I know what the government and the DfE say is happening in schools but if you truly believe there is ANY form of SDing, especially in infant age classes then you are massively mistaken.

I work in an infant school and within classes there is NO social distancing at all. None. And it isn't expected either.

These children are sat directly one another. They don't always sit next to the same child. During continuous provision and playtimes they mix in close contact with even more. There is no attempt to keep them separated. They are always within touching distance.

Agree with all of this - that’s exactly how it is at my son’s school.

OP posts:
Jrobhatch29 · 22/10/2020 10:20

There's definitely no SD in primary schools. When I picked my reception age son up the other day, he was in the line with his friend whilst the teacher was dismissing them to parents. The 2 boys had my sons water bottle balanced between their two foreheads trying to keep it up and laughing their heads off 🙈 but that's 5 year old boys for you.
Honestly OP if you are happy to have the child in your house and so are the other parents then I would do it

QueenofmyPrinces · 22/10/2020 10:24

I discussed the Rules (Grin) with my son and the other mom and she’s more than happy for him to come over.
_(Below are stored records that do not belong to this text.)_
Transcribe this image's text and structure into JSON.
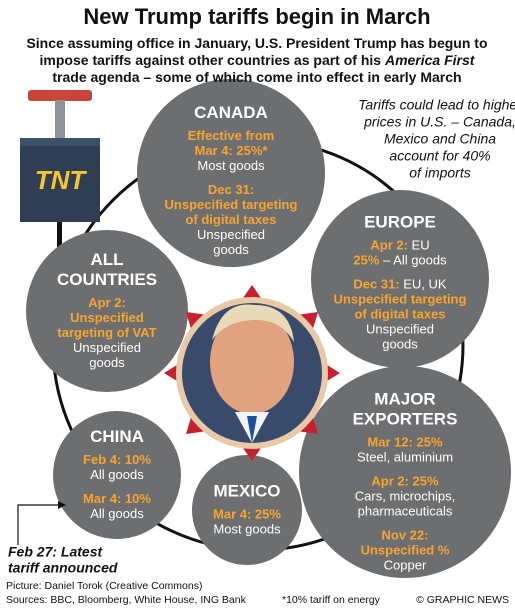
{
  "title": "New Trump tariffs begin in March",
  "subtitle": [
    [
      {
        "text": "Since assuming office in January, U.S. President Trump has begun to"
      }
    ],
    [
      {
        "text": "impose tariffs against other countries as part of his "
      },
      {
        "text": "America First",
        "italic": true
      }
    ],
    [
      {
        "text": "trade agenda – some of which come into effect in early March"
      }
    ]
  ],
  "note": [
    "Tariffs could lead to higher",
    "prices in U.S. – Canada,",
    "Mexico and China",
    "account for 40%",
    "of imports"
  ],
  "icon_label": "TNT",
  "circles": [
    {
      "name": [
        "CANADA"
      ],
      "entries": [
        [
          [
            {
              "text": "Effective from",
              "accent": true
            }
          ],
          [
            {
              "text": "Mar 4: 25%*",
              "accent": true
            }
          ],
          [
            {
              "text": "Most goods",
              "accent": false
            }
          ]
        ],
        [
          [
            {
              "text": "Dec 31:",
              "accent": true
            }
          ],
          [
            {
              "text": "Unspecified targeting",
              "accent": true
            }
          ],
          [
            {
              "text": "of digital taxes",
              "accent": true
            }
          ],
          [
            {
              "text": "Unspecified",
              "accent": false
            }
          ],
          [
            {
              "text": "goods",
              "accent": false
            }
          ]
        ]
      ]
    },
    {
      "name": [
        "EUROPE"
      ],
      "entries": [
        [
          [
            {
              "text": "Apr 2:",
              "accent": true
            },
            {
              "text": " EU",
              "accent": false
            }
          ],
          [
            {
              "text": "25%",
              "accent": true
            },
            {
              "text": " – All goods",
              "accent": false
            }
          ]
        ],
        [
          [
            {
              "text": "Dec 31:",
              "accent": true
            },
            {
              "text": " EU, UK",
              "accent": false
            }
          ],
          [
            {
              "text": "Unspecified targeting",
              "accent": true
            }
          ],
          [
            {
              "text": "of digital taxes",
              "accent": true
            }
          ],
          [
            {
              "text": "Unspecified",
              "accent": false
            }
          ],
          [
            {
              "text": "goods",
              "accent": false
            }
          ]
        ]
      ]
    },
    {
      "name": [
        "ALL",
        "COUNTRIES"
      ],
      "entries": [
        [
          [
            {
              "text": "Apr 2:",
              "accent": true
            }
          ],
          [
            {
              "text": "Unspecified",
              "accent": true
            }
          ],
          [
            {
              "text": "targeting of VAT",
              "accent": true
            }
          ],
          [
            {
              "text": "Unspecified",
              "accent": false
            }
          ],
          [
            {
              "text": "goods",
              "accent": false
            }
          ]
        ]
      ]
    },
    {
      "name": [
        "MAJOR",
        "EXPORTERS"
      ],
      "entries": [
        [
          [
            {
              "text": "Mar 12: 25%",
              "accent": true
            }
          ],
          [
            {
              "text": "Steel, aluminium",
              "accent": false
            }
          ]
        ],
        [
          [
            {
              "text": "Apr 2: 25%",
              "accent": true
            }
          ],
          [
            {
              "text": "Cars, microchips,",
              "accent": false
            }
          ],
          [
            {
              "text": "pharmaceuticals",
              "accent": false
            }
          ]
        ],
        [
          [
            {
              "text": "Nov 22:",
              "accent": true
            }
          ],
          [
            {
              "text": "Unspecified %",
              "accent": true
            }
          ],
          [
            {
              "text": "Copper",
              "accent": false
            }
          ]
        ]
      ]
    },
    {
      "name": [
        "CHINA"
      ],
      "entries": [
        [
          [
            {
              "text": "Feb 4: 10%",
              "accent": true
            }
          ],
          [
            {
              "text": "All goods",
              "accent": false
            }
          ]
        ],
        [
          [
            {
              "text": "Mar 4: 10%",
              "accent": true
            }
          ],
          [
            {
              "text": "All goods",
              "accent": false
            }
          ]
        ]
      ]
    },
    {
      "name": [
        "MEXICO"
      ],
      "entries": [
        [
          [
            {
              "text": "Mar 4: 25%",
              "accent": true
            }
          ],
          [
            {
              "text": "Most goods",
              "accent": false
            }
          ]
        ]
      ]
    }
  ],
  "callout": [
    "Feb 27: Latest",
    "tariff announced"
  ],
  "footer": {
    "picture": "Picture: Daniel Torok (Creative Commons)",
    "sources": "Sources: BBC, Bloomberg, White House, ING Bank",
    "footnote": "*10% tariff on energy",
    "credit": "© GRAPHIC NEWS"
  }
}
So he’s going to come over this afternoon.

OP posts:
IncidentsandAccidents · 22/10/2020 12:44

I hope they both have a lovely time, OP. I would have made the same decision. (And there is no social distancing within bubbles in my dcs' primary school either!).

Delatron · 22/10/2020 12:51

I’m so pleased you are going ahead with this. Children need some normality amongst this and to see and play with their friends.

BernadetteRostankowskiWolowitz · 22/10/2020 12:51

For me it's about reducing the chance that I (and the kids) have to spend 14 days SI at home.

If the little boy develops symptoms (and subsequently tests positive) within 48 hours of being in your house then you and ds will have to self isolate at home for 14 days from today.

If you are happy to risk that, fine. At least Dh And DC2 will be able to go out for shopping etc.